RECURSO DE REVISTA PATRONAL. ALCOOLISMO. Diante do posicionamento da OMS, que catalogou o alcoolismo como doença no Código Internacional de Doenças (CID), sob o título de síndrome de dependência do álcool (referência F-10.2), impõe-se a revisão do disciplinamento contido no art. 482, letra "f", da CLT, de modo a impedir a dispensa por justa causa do Trabalhador alcoólatra (embriaguez habitual), mas, tão-somente, levar à suspensão de seu contrato de trabalho, para que possa ser submetido a tratamento médico ou mesmo a sua aposentadoria, por invalidez. Recurso de Revista conhecido em parte e desprovido.
(AIRR e RR - 813281-96.2001.5.02.5555 Data de Julgamento:23/08/2006, Relator Ministro: José Luciano de Castilho Pereira, 2ª Turma, Data de Publicação: DJ 22/09/2006).
JUSTA CAUSA. ALCOOLISMO. SÚMULA Nº 296, I, DO C. TST. ARESTOS PARADIGMAS INESPECÍFICOS. Os julgados paradigmas apresentados no recurso de embargos não refletem com fidelidade tese oposta àquela revelada na v. decisão embargada que, ao analisar o mérito do recurso de revista, esclareceu que a justa causa por embriaguez somente foi levada a cabo após tratamento contra a moléstia, que não obteve sucesso. Incidência da Súmula nº 296, I, do C. TST. Embargos não conhecidos.
Processo: E-RR - 638368-44.2000.5.21.5555 Data de Julgamento: 14/11/2006, Relator Ministro: Aloysio Corrêa da Veiga, Subseção I Especializada em Dissídios Individuais, Data de Publicação: DJ 01/12/2006.
RECURSO DE REVISTA. INQUÉRITO PARA APURAÇÃO DE FALTA GRAVE. ALCOOLISMO. JUSTA CAUSA. O alcoolismo crônico, nos dias atuais, é formalmente reconhecido como doença pela Organização Mundial de Saúde - OMS, que o classifica sob o título de "síndrome de dependência do álcool", cuja patologia gera compulsão, impele o alcoolista a consumir descontroladamente a substância psicoativa e retira-lhe a capacidade de discernimento sobre seus atos. Assim é que se faz necessário, antes de qualquer ato de punição por parte do empregador, que o empregado seja encaminhado ao INSS para tratamento, sendo imperativa, naqueles casos em que o órgão previdenciário detectar a irreversibilidade da situação, a adoção das providências necessárias à sua aposentadoria. No caso dos autos, resta incontroversa a condição do obreiro de dependente químico. Por conseguinte, reconhecido o alcoolismo pela Organização Mundial de Saúde como doença, não há como imputar ao empregado a justa causa como motivo ensejador da ruptura do liame empregatício. Recurso de revista conhecido e provido.

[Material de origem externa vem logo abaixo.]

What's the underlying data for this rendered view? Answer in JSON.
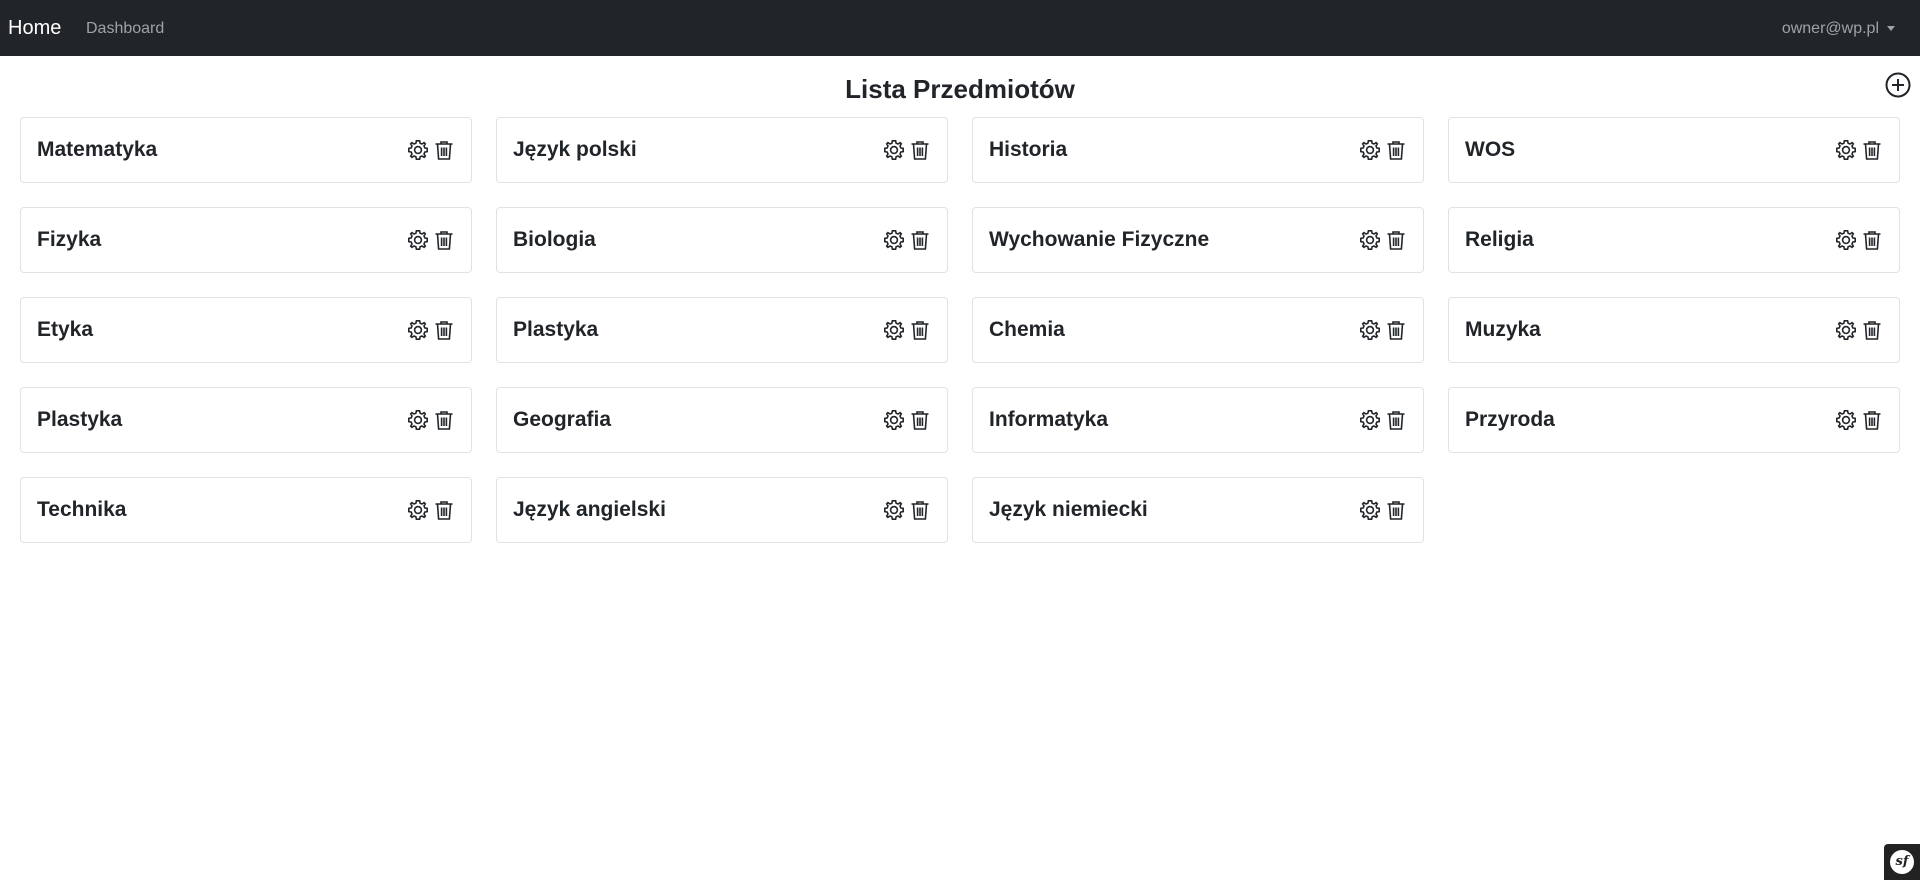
{
  "nav": {
    "brand": "Home",
    "links": [
      "Dashboard"
    ],
    "user": "owner@wp.pl"
  },
  "page": {
    "title": "Lista Przedmiotów"
  },
  "subjects": [
    "Matematyka",
    "Język polski",
    "Historia",
    "WOS",
    "Fizyka",
    "Biologia",
    "Wychowanie Fizyczne",
    "Religia",
    "Etyka",
    "Plastyka",
    "Chemia",
    "Muzyka",
    "Plastyka",
    "Geografia",
    "Informatyka",
    "Przyroda",
    "Technika",
    "Język angielski",
    "Język niemiecki"
  ],
  "icons": {
    "add": "plus-circle-icon",
    "edit": "gear-icon",
    "delete": "trash-icon",
    "toolbar": "symfony-logo-icon"
  },
  "toolbar": {
    "logo": "sf"
  }
}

(RR - 186400- 95.2004.5.03.0092 Data de Julgamento: 13/02/2008, Relator Ministro: Lelio Bentes Corrêa, 1ª Turma, Data de Publicação: DJ 28/03/2008).
RECURSO DE REVISTA. EMBRIAGUEZ. A embriaguez habitual ou em serviço só constitui justa causa para rescisão do contrato de trabalho pelo empregador quando o empregado não é portador de doença do alcoolismo, também chamada de síndrome de dependência do álcool. Recurso de revista conhecido e desprovido.

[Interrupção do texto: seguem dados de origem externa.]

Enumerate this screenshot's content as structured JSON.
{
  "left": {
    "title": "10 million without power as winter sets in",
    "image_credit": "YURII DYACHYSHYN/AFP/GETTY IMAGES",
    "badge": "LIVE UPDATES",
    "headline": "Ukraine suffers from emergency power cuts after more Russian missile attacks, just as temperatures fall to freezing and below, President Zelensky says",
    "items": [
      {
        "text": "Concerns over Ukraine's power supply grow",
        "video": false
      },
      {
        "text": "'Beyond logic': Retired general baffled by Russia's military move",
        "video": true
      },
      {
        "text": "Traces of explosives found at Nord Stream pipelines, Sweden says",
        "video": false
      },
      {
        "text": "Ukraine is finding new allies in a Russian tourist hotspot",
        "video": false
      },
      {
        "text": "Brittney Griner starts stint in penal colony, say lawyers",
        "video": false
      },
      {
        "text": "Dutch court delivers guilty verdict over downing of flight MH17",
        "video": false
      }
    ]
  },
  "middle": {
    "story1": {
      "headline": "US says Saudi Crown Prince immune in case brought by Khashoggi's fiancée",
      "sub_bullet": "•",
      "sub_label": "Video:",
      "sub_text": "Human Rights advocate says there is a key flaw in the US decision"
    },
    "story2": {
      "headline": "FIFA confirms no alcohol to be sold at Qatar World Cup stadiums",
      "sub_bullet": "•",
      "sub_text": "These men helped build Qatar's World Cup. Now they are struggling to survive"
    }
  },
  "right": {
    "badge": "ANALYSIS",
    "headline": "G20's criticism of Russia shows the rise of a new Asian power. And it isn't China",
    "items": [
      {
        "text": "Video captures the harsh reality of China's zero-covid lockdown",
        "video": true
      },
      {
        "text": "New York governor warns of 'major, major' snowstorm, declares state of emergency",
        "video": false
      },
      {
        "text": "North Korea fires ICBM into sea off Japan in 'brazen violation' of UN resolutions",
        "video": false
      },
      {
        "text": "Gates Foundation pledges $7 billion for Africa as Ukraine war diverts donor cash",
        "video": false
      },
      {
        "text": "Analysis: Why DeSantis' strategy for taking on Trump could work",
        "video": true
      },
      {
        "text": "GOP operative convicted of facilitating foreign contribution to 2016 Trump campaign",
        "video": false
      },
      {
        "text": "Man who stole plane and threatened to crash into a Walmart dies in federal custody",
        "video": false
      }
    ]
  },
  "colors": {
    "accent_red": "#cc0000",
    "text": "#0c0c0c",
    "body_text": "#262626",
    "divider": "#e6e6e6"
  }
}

(RR - 200040-97.2004.5.19.0003 Data de Julgamento: 02/04/2008, Relator Ministro: Luiz Philippe Vieira de Mello Filho, 1ª Turma, Data de Publicação: DJ 18/04/2008).

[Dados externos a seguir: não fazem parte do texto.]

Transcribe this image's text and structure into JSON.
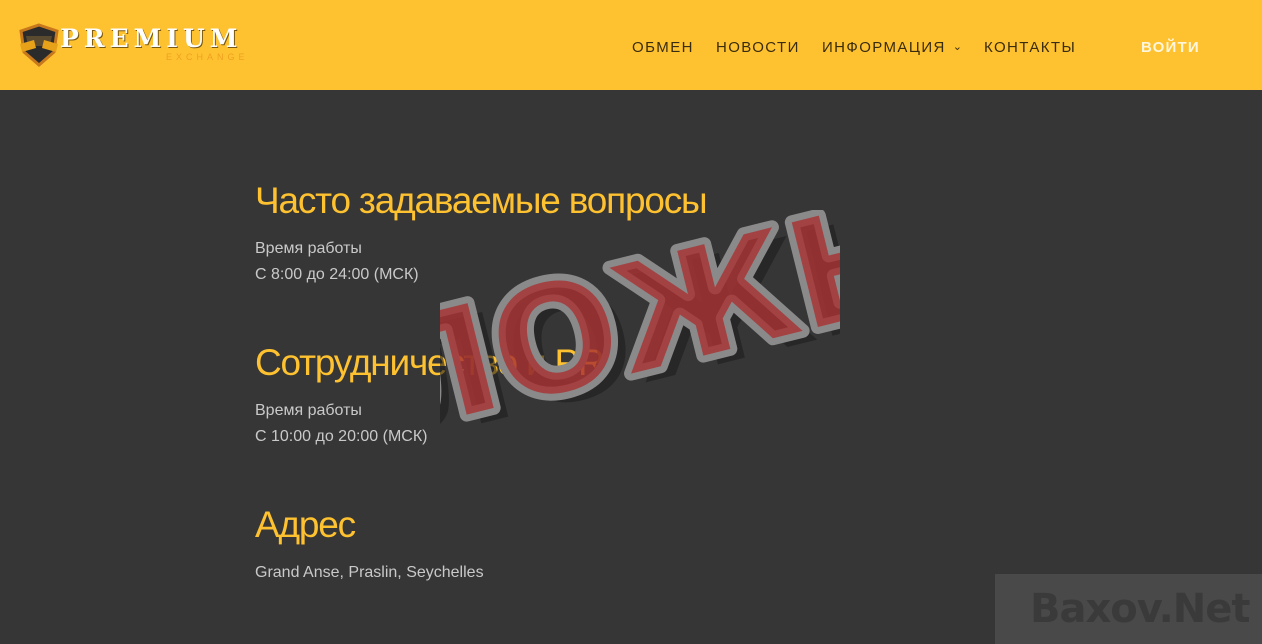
{
  "header": {
    "logo_word": "PREMIUM",
    "logo_sub": "EXCHANGE",
    "nav": [
      {
        "label": "ОБМЕН"
      },
      {
        "label": "НОВОСТИ"
      },
      {
        "label": "ИНФОРМАЦИЯ",
        "has_dropdown": true
      },
      {
        "label": "КОНТАКТЫ"
      }
    ],
    "login_label": "ВОЙТИ"
  },
  "sections": [
    {
      "title": "Часто задаваемые вопросы",
      "lines": [
        "Время работы",
        "С 8:00 до 24:00 (МСК)"
      ]
    },
    {
      "title": "Сотрудничество и PR",
      "lines": [
        "Время работы",
        "С 10:00 до 20:00 (МСК)"
      ]
    },
    {
      "title": "Адрес",
      "lines": [
        "Grand Anse, Praslin, Seychelles"
      ]
    }
  ],
  "stamp_text": "ЛОЖЬ",
  "watermark": "Baxov.Net",
  "colors": {
    "accent": "#fec231",
    "background": "#363636",
    "stamp": "#a83232"
  }
}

ALCOOLISMO. NÃO-CARACTERIZAÇÃO DA JUSTA CAUSA. REINTEGRAÇÃO. Revela-se em consonância com a jurisprudência desta Casa a tese regional no sentido de que o alcoolismo crônico, catalogado no Código Internacional de Doenças (CID) da Organização Mundial de Saúde OMS, sob o título de síndrome de dependência do álcool, é doença, e não desvio de conduta justificador da rescisão do contrato de trabalho. Registrado no acórdão regional que "restou comprovado nos autos o estado patológico do autor", que o levou, inclusive, "a suportar tratamento em clínica especializada", não há falar em configuração da hipótese de embriaguez habitual, prevista no art. 482, "f", da CLT, porquanto essa exige a conduta dolosa do reclamante, o que não se verifica na hipótese. Recurso de revista não-conhecido, integralmente.
Processo: RR - 153000-73.2004.5.15.0022 Data de Julgamento: 21/10/2009, Relatora Ministra: Rosa Maria Weber, 3ª Turma, Data de Publicação: DEJT 06/11/2009.
AGRAVO DE INSTRUMENTO. RECURSO DE REVISTA. ALCOOLISMO CRÔNICO. JUSTA CAUSA. DA VIOLAÇÃO AO ARTIGO 482, F, DA CLT. A decisão do Regional, quanto ao afastamento da justa causa, não merece reparos, porquanto está em consonância com o entendimento desta Corte Superior, inclusive da SBDI-1, no sentido de que o alcoolismo crônico é visto, atualmente, como uma doença, o que requer tratamento e não punição. Incólume o artigo 482, alínea "f", da CLT. Agravo de instrumento conhecido e não provido.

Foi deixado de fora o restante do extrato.